无法爬取淘宝商品的图片
夜445 2021-04-19 10:39:02 按照教程的编写,仍然无法将淘宝商品的图片下载下来,到底哪里出了问题?有没有人可以告诉我。
import urllib.request
import re
import random
keyname = "连衣裙"
key = urllib.request.quote(keyname)
uapools = ["Mozilla/5.0 (Windows NT 6.1; WOW64) AppleWebKit/537.36 "
"(KHTML, like Gecko) Chrome/78.0.3904.108 Safari/537.36",
"Mozilla/5.0 (Windows NT 6.1; Win64; x64) AppleWebKit/537.36 (KHTML, like Gecko) "

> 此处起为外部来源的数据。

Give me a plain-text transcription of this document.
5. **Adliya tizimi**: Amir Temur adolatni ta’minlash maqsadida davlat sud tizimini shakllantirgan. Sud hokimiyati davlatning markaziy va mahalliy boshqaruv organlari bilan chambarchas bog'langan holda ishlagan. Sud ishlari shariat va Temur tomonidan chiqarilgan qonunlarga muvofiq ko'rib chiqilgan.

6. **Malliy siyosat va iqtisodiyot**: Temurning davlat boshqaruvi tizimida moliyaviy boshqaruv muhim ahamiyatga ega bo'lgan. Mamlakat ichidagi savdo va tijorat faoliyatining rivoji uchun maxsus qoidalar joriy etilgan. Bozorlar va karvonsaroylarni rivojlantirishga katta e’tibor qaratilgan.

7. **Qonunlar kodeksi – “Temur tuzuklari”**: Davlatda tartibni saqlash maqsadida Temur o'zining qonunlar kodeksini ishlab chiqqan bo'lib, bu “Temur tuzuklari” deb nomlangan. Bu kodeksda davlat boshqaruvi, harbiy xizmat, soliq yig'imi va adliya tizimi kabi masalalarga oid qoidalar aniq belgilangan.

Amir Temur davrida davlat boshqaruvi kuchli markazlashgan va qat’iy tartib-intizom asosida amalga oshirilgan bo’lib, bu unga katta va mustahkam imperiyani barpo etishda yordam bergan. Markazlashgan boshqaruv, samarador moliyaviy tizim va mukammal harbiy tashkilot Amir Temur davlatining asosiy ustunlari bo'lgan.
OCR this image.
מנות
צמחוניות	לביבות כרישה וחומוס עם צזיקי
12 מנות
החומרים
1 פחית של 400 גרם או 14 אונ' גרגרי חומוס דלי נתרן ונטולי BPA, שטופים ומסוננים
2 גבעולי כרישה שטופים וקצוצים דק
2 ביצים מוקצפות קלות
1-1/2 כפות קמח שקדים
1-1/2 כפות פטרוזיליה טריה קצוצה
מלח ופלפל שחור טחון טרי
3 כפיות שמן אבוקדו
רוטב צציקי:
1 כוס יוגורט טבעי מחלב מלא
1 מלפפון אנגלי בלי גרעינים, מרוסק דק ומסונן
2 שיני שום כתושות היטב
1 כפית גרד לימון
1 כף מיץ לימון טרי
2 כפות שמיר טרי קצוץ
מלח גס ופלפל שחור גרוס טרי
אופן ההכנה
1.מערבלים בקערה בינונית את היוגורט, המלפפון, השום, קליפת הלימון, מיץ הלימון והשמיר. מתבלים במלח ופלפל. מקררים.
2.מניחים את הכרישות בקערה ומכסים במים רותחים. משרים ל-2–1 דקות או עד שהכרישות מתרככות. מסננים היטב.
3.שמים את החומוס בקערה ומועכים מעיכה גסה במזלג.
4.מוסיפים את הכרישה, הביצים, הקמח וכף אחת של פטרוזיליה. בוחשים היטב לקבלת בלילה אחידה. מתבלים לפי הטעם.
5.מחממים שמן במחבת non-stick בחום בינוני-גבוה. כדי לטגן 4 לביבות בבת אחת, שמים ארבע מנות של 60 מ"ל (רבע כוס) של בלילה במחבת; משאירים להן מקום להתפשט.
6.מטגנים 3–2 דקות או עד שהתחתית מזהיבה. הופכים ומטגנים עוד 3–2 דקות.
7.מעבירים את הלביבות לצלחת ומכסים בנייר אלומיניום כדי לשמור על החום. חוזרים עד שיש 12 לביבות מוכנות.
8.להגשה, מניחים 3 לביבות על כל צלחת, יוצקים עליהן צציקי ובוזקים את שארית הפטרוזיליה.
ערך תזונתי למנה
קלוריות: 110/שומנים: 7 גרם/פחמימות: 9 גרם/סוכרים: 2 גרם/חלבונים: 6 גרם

"Chrome/86.0.4240.111 Safari/537.36",
"Mozilla/4.0 (compatible; MSIE 7.0; Windows NT 5.1; Maxthon 2.0)",
]
def ua(uapools):
thisua = random.choice(uapools)
print(thisua)
headers = ("User-Agent", thisua)
opener = urllib.request.build_opener()
opener.addheaders = [headers]
# 安装为全局
urllib.request.install_opener(opener)
for i in range(1, 10):
url = "https://s.taobao.com/search?q="+key+"&s="+str((i-1)*44)
ua(uapools)
date = urllib.request.urlopen(url).read().decode("utf-8", "ignore")
pat = '"pic_url":"//(.*?)"'
#本人测试到这里,pat 的长度值是有的,证明pat没有问题。
imglist = re.compile(pat).findall(date)
#本人测试到这里,imglist的长度是0。
for j in range(0, len(imglist)):
thisimg = imglist[j]
thisimgurl = "http://"+thisimg
localfile = "D:\\Program Files (x86)\\PyCharm Community Edition 2020.3.4\\date\\page\\" \
"taobao\\"+str(i)+str(j)+".jpg"
urllib.request.urlretrieve(thisimgurl, filename=localfile)